Ce que j’ai découvert m’a donné envie d’écrire et de photographier pour raconter. Je voulais ramasser dans mes reportages, puis dans un recueil de nouvelles, les images, les souvenirs, les impressions et les chimères que cette région a fait naître en moi. On a la mémoire qu’on peut. Des sables désertiques du désert du Taklamakan aux eaux turquoises de l’Indonésie, des temples d’Angkor aux bidonvilles de Manille, des camps de réfugiés de la jungle birmane aux rooftops de Bangkok, j’ai cheminé tout en travaillant à comprendre le quotidien de milliers de personnes qui ne demandent rien d’autre que vivre à peu près tranquillement, mais dont le mode de vie est de plus en plus menacé. J’ai vu se mêler les splendeurs naturelles et l’esthétique du chaos dans un tintamarre joyeux et usant. J’ai été marqué par une vitalité mordante quand ne frappe pas un silence étourdissant, coiffé de la chape de plomb de l’Histoire qui ne repasse pas les plats mais peine à être digérée.

J’ai eu la chance d‘aller découvrir le quotidien d’ouvriers chinois sur des chantiers titanesques, la vie des enfants des rues de Manille et de celle des réfugiés karens à la frontière du Tenasserim.

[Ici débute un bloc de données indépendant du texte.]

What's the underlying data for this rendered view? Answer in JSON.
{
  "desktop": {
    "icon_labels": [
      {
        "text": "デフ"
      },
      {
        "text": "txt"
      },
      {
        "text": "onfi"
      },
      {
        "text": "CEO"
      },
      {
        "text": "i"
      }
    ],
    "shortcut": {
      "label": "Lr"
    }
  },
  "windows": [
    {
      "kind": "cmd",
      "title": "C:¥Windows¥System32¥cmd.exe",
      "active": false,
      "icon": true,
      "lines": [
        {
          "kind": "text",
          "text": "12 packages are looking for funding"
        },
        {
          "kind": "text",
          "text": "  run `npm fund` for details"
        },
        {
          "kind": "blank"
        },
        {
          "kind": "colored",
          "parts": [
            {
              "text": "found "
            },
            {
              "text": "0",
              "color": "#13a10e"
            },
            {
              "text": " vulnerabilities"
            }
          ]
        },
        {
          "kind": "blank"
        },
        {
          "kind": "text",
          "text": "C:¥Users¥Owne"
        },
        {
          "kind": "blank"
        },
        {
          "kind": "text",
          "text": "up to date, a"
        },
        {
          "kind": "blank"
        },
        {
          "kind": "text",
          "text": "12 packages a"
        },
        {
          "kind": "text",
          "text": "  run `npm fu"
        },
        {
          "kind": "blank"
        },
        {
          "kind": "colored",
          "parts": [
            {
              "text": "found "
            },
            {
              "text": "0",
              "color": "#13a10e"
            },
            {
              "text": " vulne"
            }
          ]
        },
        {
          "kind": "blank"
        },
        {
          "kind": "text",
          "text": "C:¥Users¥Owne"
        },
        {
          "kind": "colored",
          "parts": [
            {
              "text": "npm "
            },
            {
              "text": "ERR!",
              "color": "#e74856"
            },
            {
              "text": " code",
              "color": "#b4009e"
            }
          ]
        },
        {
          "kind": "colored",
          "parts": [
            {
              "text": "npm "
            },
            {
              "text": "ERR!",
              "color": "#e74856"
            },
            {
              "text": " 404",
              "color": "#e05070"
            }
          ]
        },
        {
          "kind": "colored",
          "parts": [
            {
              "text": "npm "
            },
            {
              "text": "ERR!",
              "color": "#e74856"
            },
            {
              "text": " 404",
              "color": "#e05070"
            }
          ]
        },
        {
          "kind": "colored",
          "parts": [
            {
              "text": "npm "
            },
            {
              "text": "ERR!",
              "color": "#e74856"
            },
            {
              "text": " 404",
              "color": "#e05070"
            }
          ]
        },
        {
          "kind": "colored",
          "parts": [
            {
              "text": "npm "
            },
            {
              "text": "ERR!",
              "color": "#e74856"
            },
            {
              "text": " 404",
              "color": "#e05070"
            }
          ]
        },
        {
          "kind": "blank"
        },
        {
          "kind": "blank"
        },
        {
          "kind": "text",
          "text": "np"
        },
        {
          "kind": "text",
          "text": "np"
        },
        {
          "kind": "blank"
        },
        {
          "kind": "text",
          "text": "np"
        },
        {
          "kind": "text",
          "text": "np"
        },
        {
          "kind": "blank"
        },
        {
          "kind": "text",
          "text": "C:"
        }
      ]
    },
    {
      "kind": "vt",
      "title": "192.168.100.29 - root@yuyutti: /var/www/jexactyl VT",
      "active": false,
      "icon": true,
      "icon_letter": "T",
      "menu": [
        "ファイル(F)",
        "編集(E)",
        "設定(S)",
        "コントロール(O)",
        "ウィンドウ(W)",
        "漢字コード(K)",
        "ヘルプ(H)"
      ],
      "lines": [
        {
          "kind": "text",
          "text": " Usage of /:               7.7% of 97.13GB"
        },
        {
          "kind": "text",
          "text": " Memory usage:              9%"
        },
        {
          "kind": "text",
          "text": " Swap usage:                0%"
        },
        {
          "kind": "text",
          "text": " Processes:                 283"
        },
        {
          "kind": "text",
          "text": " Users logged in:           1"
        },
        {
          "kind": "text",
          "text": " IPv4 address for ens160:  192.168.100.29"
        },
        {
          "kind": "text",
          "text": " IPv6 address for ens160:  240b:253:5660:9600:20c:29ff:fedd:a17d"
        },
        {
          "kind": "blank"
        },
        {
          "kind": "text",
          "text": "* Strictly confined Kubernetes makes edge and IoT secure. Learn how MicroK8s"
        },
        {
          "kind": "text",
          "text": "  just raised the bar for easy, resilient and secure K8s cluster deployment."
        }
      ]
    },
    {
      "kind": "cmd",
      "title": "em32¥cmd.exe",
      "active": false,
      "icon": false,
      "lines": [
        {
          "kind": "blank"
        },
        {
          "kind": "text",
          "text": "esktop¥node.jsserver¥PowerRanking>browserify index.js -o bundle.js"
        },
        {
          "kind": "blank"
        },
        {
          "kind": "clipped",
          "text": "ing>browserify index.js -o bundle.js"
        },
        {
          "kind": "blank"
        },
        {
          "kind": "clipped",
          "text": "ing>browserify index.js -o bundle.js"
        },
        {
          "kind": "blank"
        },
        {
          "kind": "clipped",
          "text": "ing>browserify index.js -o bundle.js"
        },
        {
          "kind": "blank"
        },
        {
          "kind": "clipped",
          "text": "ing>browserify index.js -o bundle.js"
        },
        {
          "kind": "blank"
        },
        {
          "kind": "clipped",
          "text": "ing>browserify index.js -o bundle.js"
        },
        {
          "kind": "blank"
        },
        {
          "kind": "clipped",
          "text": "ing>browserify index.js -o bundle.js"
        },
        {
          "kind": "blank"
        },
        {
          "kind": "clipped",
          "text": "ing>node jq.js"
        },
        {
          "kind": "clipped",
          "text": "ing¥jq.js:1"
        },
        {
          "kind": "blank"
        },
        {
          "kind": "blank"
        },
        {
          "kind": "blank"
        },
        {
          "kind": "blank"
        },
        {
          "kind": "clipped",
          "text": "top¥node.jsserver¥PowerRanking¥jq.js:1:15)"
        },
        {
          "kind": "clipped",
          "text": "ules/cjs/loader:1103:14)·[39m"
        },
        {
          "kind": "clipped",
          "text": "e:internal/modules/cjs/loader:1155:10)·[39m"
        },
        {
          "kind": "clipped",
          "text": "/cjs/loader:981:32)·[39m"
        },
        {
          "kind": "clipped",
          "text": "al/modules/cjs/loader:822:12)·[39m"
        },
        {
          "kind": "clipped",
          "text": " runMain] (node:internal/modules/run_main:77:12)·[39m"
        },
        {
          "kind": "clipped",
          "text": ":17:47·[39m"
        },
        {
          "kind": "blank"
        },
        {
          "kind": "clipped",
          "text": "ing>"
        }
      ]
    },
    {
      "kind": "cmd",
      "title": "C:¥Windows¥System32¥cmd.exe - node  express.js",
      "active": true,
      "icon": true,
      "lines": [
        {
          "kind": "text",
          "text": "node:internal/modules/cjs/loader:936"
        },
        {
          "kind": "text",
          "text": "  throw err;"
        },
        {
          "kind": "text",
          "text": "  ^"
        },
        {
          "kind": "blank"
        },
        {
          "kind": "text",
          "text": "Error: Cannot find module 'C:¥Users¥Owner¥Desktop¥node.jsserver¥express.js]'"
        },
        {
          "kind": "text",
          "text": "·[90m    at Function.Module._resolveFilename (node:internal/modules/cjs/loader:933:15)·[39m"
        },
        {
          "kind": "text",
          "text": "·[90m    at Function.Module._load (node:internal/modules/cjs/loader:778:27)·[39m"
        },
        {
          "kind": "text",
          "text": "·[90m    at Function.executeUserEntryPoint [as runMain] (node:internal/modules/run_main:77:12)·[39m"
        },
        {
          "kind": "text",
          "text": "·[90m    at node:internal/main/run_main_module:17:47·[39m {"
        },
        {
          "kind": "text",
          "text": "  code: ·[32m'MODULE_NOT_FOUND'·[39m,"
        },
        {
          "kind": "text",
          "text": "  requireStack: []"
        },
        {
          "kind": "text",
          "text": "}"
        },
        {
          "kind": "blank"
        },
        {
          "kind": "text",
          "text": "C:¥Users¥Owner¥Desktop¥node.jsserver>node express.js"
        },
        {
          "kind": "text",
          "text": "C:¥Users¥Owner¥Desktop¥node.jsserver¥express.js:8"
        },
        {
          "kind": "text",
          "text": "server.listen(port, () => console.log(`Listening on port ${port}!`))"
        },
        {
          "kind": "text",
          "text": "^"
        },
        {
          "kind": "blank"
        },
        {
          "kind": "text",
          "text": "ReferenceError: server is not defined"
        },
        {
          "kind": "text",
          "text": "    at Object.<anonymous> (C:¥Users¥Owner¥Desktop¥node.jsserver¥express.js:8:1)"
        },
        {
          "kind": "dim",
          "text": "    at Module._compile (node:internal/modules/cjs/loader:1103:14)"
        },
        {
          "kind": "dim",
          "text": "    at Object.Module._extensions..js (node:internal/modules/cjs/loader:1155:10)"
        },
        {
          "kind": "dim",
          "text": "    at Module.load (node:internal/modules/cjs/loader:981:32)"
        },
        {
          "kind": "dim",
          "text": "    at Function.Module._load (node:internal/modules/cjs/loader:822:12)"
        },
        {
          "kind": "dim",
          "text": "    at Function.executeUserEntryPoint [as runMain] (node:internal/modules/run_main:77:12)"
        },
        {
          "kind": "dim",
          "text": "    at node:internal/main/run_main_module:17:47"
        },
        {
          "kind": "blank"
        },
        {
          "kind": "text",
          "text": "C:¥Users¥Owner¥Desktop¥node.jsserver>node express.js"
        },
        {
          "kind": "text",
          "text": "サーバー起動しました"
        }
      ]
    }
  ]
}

Dans la jungle laotienne, sous les pluies de la mousson thaïe ou à travers les bidonvilles de Phnom Penh, j’ai vu que, là où il y a de la vie, il y a du désespoir... Mais partout, j’ai été marqué par cette flammèche qui ne s’éteindra jamais : celle de la vitalité, de la dignité et de l’enthousiasme qui brûle chez ces habitants et, par là même, réchauffe et galvanise. En Asie, leur énergie rapicolante a éteint les vieilles lunes qui me hantaient, et fait jaillir en moi de nouvelles étincelles. Grâce à ces personnes, j’ai appris ce qu’était le courage, l’élégance, la persévérance et la saine ambition. J’ai décidé que je ne voudrai plus rien faire d’autre que servir à l’endroit où la vie aura l’humeur de porter mes pas. C’est ce que j’essaie de faire, en mettant un point final à ce texte.